Senior Environmental Accountants often have enhanced job responsibilities that include managing human resources, budgeting, strategy and team collaboration. Such responsibilities often include:

  • Source and oversee data analysis from literature reviews, research, imagery, and computer model predictive data
  • Intuit issues to formulate a reasonable value for present actions; lead team accordingly
  • Note and analyze ecological and financial trends and cycles; prepare and enact ‘best practice' rubric to use in various scenarios
  • Oversee the creation of hypotheses or ‘possible futures', from most to least conservative; use intuition and accounting principles to assign value and evaluate likelihood
  • Provide information to external stakeholders on financial performance
  • Consult with investors, lenders, and other potential stakeholders
  • Prepare reports and perform accounting services
  • Assess and assign financial value to a company's tasks, strategies, and past and future impacts/profits
  • Provide consultation to agencies, professionals, or researchers
  • Establishing valid and efficient workgroup protocols for a positive and challenging work environment
  • Provide mentoring to junior team members

What Is the Job Demand for Environmental Accountants?

Accountants as a whole held 1,275,000 jobs in 2012. The U.S. Bureau of Labor Statistics (BLS) projects that accounting jobs will grow at a rate of 8-14%, which is as fast as average job growth overall. This growth will add 544,200 jobs by 2022. As focus on environmental degradation and sustainability grows, positions for environmental accountants in particular will likely grow along with it.

What Do Environmental Accountants Study?

Most accounting jobs require at least a bachelor's degree in accounting. Some positions require a master's degree. A few schools offer programs in environmental accounting specifically, particularly at the graduate level.

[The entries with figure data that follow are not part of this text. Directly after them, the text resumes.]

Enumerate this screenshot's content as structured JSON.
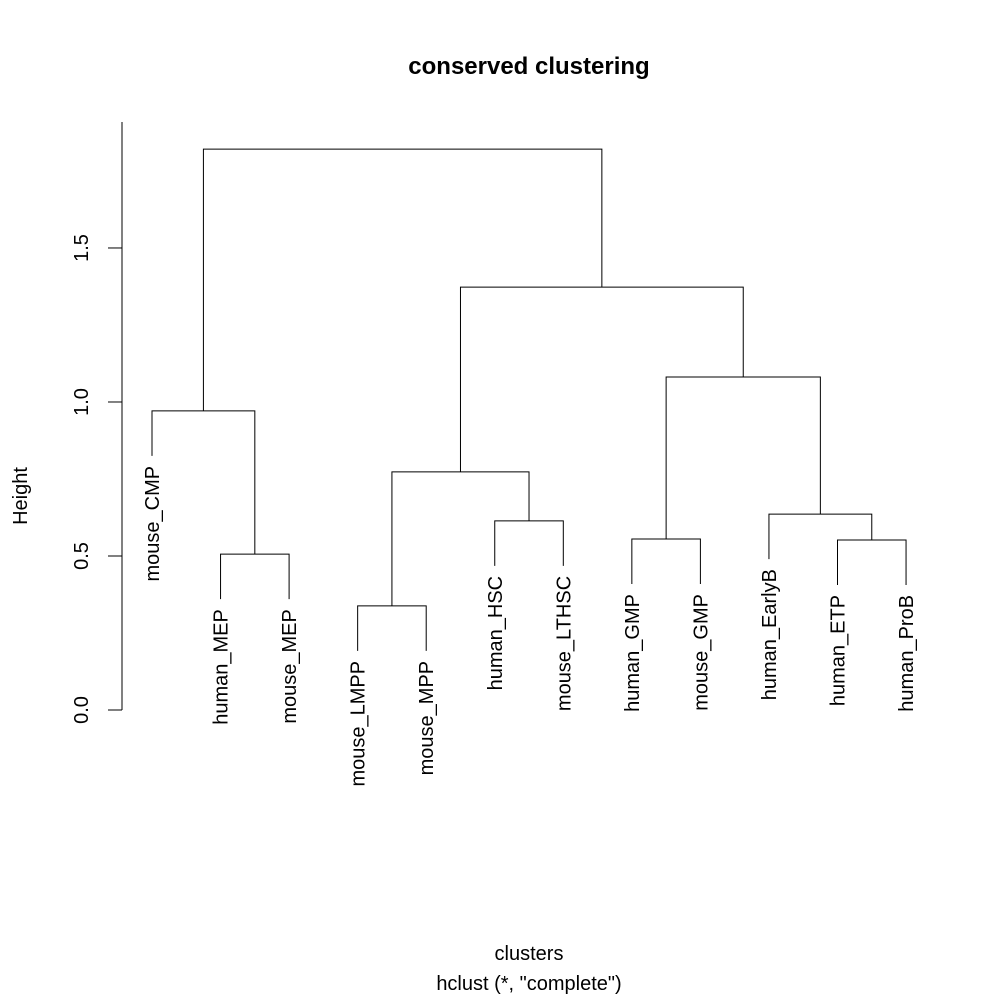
{
  "chart_data": {
    "type": "dendrogram",
    "title": "conserved clustering",
    "xlabel": "clusters",
    "subtitle": "hclust (*, \"complete\")",
    "ylabel": "Height",
    "ylim": [
      0,
      1.909
    ],
    "yticks": [
      {
        "value": 0,
        "label": "0.0"
      },
      0.5,
      {
        "value": 1,
        "label": "1.0"
      },
      1.5
    ],
    "color": "#000000",
    "tree": {
      "height": 1.821,
      "children": [
        {
          "height": 0.971,
          "children": [
            {
              "label": "mouse_CMP"
            },
            {
              "height": 0.506,
              "children": [
                {
                  "label": "human_MEP"
                },
                {
                  "label": "mouse_MEP"
                }
              ]
            }
          ]
        },
        {
          "height": 1.373,
          "children": [
            {
              "height": 0.773,
              "children": [
                {
                  "height": 0.338,
                  "children": [
                    {
                      "label": "mouse_LMPP"
                    },
                    {
                      "label": "mouse_MPP"
                    }
                  ]
                },
                {
                  "height": 0.614,
                  "children": [
                    {
                      "label": "human_HSC"
                    },
                    {
                      "label": "mouse_LTHSC"
                    }
                  ]
                }
              ]
            },
            {
              "height": 1.081,
              "children": [
                {
                  "height": 0.555,
                  "children": [
                    {
                      "label": "human_GMP"
                    },
                    {
                      "label": "mouse_GMP"
                    }
                  ]
                },
                {
                  "height": 0.636,
                  "children": [
                    {
                      "label": "human_EarlyB"
                    },
                    {
                      "height": 0.552,
                      "children": [
                        {
                          "label": "human_ETP"
                        },
                        {
                          "label": "human_ProB"
                        }
                      ]
                    }
                  ]
                }
              ]
            }
          ]
        }
      ]
    }
  }
}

Related Degree Options for Environmental Accountants

Environmental Accounting Certification

Any accountant filing a report with the U.S. Securities and Exchange Commission must be certified as a Certified Public Accountant (CPA). Many other accountants pursue certification to enhance their credentials, gain more clients, or improve their opportunities for advancement.

CPAs are licensed by their state's Board of Accountancy. In most states, certification involves a minimum of a bachelor's degree, passing a national exam, and showing relevant work experience. Most states require CPAs to participate in professional development to keep their licenses.

An environmental accountant can also become a Certified Professional Environmental Auditor (CPEA) through the Board of Environmental, Health and Safety Auditors Certifications. A certification specialty in environmental compliance is available. This certification is recognized by EPA and the Department of Energy. Like CPA certification, CPEA certification requires a bachelor's degree, passing an exam, and demonstrating relevant work experience.

What Kind of Societies and Professional Organizations Do Environmental Accountants Have?

  • The American Institute of CPAs is a preeminent professional association for accountants. It hosts a portal on Sustainability Accounting and Reporting on its website.